Seriously? Eskom needs money to pay for costly load shedding – Molefe

If I didn’t know any better, I’d think Eskom’s acting CEO Brian Molefe was having us on. At the very least, he appears to be indulging in some creatively circuitous thinking, worthy of Alice in Wonderland: the embattled state power utility needs to increase its tariffs, Molefe says,  to pay for load shedding that is costly. Seriously? If he really expects us to believe that logic, then Eskom should simply stop load shedding. In that case, it would no longer need to demand yet another significant tariff increase – one that energy analyst Chris Yelland has already dismissed as dishonest and unfair. – Marika Sboros

By Ahmed Areff

Electrical power pylons of high-tension electricity power lines Eskom sliderJohannesburg (News24) – Eskom is asking for an increase in tariffs because it wants to deal with the problem of load shedding, acting Eskom CEO Brian Molefe has said.

“We are just asking for money to deal with the issue of load shedding,” he told a National Energy Regulator of SA panel in Johannesburg.

“A lot of people have spoken about the increase and how it is not affordable. But very few people have spoken about the cost of load shedding.

“We would like to repeat that the cost of load shedding is six times more to the economy than the cost of OCGTs (Open Cycle Gas Turbines).

The parastatal is applying for a 25% increase. It had already received a 12.6% increase, which would make up part of the 25%.

Molefe also brought up a letter that he said was written by Finance Minister Nhlanhla Nene.  

The minister of finance has written a letter in which he says it won’t be possible to have the reopener [of the application]. I then asked for a copy of the letter – Nersa has not been able to give us the letter from the minister of finance,” he said.

Lamentable time frame

“I have somebody who is willing to write an affidavit that says that you actually refused to tell us who from Eskom that letter came from. That I find very disturbing.

“What we have instead been given… is a circular that was sent by Mr Jan Hattingh who is the chief director local government budget analysis.

“We think that the issue of whether or not this tariff application can be tabled this year is a matter in which the minister of finance has discretion, and that is the legal advice that we got.”

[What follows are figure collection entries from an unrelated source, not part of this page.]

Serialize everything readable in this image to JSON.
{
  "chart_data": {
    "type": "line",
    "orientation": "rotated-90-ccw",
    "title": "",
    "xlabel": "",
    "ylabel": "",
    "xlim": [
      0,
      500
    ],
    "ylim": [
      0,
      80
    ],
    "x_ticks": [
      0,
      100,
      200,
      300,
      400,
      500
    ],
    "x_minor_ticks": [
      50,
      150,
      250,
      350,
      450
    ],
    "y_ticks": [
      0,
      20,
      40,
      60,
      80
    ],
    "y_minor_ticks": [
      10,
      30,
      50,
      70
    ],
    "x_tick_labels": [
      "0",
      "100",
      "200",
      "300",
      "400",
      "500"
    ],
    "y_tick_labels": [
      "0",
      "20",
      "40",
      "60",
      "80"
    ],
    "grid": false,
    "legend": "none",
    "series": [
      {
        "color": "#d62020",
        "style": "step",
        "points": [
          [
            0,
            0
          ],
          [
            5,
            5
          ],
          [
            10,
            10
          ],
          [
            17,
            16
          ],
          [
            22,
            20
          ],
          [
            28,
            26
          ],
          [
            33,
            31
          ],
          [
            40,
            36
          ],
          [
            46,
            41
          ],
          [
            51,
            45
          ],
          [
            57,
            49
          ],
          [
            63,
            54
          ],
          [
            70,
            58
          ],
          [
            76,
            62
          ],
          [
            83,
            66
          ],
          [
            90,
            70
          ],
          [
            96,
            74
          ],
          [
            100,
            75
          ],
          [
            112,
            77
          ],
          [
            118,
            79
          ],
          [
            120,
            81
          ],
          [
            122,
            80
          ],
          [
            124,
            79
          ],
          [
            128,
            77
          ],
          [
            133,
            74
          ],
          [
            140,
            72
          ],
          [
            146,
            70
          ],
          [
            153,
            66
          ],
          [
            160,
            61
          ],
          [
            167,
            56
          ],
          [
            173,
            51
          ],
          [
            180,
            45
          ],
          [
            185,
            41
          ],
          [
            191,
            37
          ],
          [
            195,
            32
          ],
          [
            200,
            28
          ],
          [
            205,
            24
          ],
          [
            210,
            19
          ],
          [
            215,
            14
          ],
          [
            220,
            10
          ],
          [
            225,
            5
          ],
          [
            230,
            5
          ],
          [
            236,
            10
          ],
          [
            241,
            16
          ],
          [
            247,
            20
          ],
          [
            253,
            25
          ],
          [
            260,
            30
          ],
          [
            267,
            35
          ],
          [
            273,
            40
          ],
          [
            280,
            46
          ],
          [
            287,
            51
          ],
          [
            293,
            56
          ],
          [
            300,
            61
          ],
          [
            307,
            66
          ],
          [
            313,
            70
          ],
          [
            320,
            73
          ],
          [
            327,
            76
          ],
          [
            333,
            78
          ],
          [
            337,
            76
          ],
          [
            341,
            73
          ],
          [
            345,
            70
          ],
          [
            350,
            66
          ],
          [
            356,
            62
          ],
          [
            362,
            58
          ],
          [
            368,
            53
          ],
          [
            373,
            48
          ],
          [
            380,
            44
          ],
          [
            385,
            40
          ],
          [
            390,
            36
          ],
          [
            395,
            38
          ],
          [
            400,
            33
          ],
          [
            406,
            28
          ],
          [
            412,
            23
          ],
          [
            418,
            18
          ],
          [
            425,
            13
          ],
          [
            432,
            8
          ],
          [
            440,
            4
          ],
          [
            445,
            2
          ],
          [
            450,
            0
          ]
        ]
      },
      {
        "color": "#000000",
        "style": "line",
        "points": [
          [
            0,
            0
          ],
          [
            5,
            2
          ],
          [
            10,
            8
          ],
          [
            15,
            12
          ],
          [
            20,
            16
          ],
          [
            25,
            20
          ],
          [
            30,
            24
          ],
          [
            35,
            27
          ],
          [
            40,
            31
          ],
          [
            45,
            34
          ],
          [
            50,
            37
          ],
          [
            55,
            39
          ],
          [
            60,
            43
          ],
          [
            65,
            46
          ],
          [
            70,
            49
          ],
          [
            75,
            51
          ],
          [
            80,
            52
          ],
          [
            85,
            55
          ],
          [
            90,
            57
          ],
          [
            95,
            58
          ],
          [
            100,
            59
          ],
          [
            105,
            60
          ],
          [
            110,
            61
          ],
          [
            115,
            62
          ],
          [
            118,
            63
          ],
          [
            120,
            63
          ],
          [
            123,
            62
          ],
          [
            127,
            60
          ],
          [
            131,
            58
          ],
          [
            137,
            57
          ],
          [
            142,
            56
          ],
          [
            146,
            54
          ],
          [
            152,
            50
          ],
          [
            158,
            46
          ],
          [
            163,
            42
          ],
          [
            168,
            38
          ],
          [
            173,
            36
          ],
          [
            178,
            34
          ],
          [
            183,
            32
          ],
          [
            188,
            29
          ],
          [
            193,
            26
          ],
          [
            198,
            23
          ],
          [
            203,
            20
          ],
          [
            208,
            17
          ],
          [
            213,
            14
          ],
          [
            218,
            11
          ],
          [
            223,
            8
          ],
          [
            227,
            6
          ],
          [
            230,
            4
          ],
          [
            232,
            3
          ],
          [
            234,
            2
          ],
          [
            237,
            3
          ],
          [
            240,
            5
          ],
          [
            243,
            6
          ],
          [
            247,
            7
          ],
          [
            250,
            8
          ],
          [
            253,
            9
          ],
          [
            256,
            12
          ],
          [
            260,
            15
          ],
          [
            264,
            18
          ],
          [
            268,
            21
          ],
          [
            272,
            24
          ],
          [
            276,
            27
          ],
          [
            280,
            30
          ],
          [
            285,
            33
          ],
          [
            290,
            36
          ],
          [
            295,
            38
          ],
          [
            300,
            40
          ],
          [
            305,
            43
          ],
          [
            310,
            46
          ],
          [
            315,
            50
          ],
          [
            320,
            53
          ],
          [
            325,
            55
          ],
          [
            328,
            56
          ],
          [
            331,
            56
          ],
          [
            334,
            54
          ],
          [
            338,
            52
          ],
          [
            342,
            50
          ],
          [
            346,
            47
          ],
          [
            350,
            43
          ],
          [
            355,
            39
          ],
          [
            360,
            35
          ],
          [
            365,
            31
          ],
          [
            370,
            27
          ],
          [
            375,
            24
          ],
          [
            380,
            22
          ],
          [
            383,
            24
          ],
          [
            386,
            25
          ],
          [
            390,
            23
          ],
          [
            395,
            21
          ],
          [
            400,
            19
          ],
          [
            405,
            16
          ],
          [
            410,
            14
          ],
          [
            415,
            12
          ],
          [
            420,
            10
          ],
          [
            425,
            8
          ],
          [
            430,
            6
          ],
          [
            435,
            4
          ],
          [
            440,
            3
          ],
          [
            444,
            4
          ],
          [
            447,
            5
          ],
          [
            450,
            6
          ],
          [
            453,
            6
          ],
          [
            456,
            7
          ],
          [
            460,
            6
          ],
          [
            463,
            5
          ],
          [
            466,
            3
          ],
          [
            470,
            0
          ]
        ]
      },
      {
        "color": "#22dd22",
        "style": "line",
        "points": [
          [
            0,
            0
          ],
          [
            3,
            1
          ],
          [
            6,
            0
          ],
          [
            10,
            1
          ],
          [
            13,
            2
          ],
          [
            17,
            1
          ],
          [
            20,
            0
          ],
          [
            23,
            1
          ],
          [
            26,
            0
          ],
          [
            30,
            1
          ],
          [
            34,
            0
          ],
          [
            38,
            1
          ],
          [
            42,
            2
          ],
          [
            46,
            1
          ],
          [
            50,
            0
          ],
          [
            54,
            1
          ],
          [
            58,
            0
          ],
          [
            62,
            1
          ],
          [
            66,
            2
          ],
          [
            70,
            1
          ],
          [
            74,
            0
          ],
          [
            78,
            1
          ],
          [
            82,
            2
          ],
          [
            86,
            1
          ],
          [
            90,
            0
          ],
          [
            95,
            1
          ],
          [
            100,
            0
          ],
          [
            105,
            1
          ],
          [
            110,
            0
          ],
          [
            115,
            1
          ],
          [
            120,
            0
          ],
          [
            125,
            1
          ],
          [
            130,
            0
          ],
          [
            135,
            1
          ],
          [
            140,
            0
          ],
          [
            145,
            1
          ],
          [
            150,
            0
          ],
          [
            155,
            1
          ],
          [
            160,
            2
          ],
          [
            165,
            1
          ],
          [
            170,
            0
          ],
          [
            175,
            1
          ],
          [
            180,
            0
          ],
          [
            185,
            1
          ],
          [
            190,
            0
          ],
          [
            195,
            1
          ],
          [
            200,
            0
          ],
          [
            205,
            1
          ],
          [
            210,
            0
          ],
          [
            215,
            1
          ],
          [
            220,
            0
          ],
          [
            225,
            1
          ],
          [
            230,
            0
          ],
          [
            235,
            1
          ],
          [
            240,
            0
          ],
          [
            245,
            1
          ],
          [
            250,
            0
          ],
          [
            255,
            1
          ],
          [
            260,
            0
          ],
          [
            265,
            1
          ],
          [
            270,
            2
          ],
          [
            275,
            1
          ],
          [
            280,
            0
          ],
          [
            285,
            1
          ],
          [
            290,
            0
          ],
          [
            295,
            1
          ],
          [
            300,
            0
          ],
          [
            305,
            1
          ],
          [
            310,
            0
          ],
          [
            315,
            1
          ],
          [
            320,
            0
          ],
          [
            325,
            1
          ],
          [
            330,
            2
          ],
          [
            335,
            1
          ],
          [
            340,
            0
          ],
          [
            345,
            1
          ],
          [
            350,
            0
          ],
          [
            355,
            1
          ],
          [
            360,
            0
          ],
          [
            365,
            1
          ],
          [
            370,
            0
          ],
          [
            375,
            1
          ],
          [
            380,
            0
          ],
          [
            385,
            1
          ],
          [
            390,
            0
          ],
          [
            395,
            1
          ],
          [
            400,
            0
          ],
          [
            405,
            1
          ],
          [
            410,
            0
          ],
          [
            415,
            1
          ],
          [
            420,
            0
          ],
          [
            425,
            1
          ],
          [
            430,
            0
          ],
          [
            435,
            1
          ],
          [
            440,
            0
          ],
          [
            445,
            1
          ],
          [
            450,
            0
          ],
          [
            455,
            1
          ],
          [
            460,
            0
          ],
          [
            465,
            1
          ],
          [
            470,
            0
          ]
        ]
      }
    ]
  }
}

He said the first paragraph of that circular said: “…the executive authority for an organ of state responsible for the provision of water, electricity or other bulk services to a municipality is required to table amendments to its pricing structure in Parliament by March 15 annually for any increases to take effect from July 1 of that year unless the minister of finance approves otherwise.”

“We are not aware of a letter from the minister to the contrary,” Molefe said.

He also lamented the time frames of the application, saying Eskom submitted its application on April 30.

“Nersa then indicated in a letter to the minister of public enterprises, copied to the chairman of the board of Eskom as well as myself in which Nersa said that it will take a decision by May 13 2015,” he said.

“May 13 is significant because the minister’s deadline for this increase was May 15, so that it can become effective on July 1.

“So Nersa indicated that it will have made a decision by May 13.”

He claimed Nersa did not make the decision.

Molefe was then told by the panel that the decision was made on May 13 to hold the public hearings. It added that the process was not intended to be combative.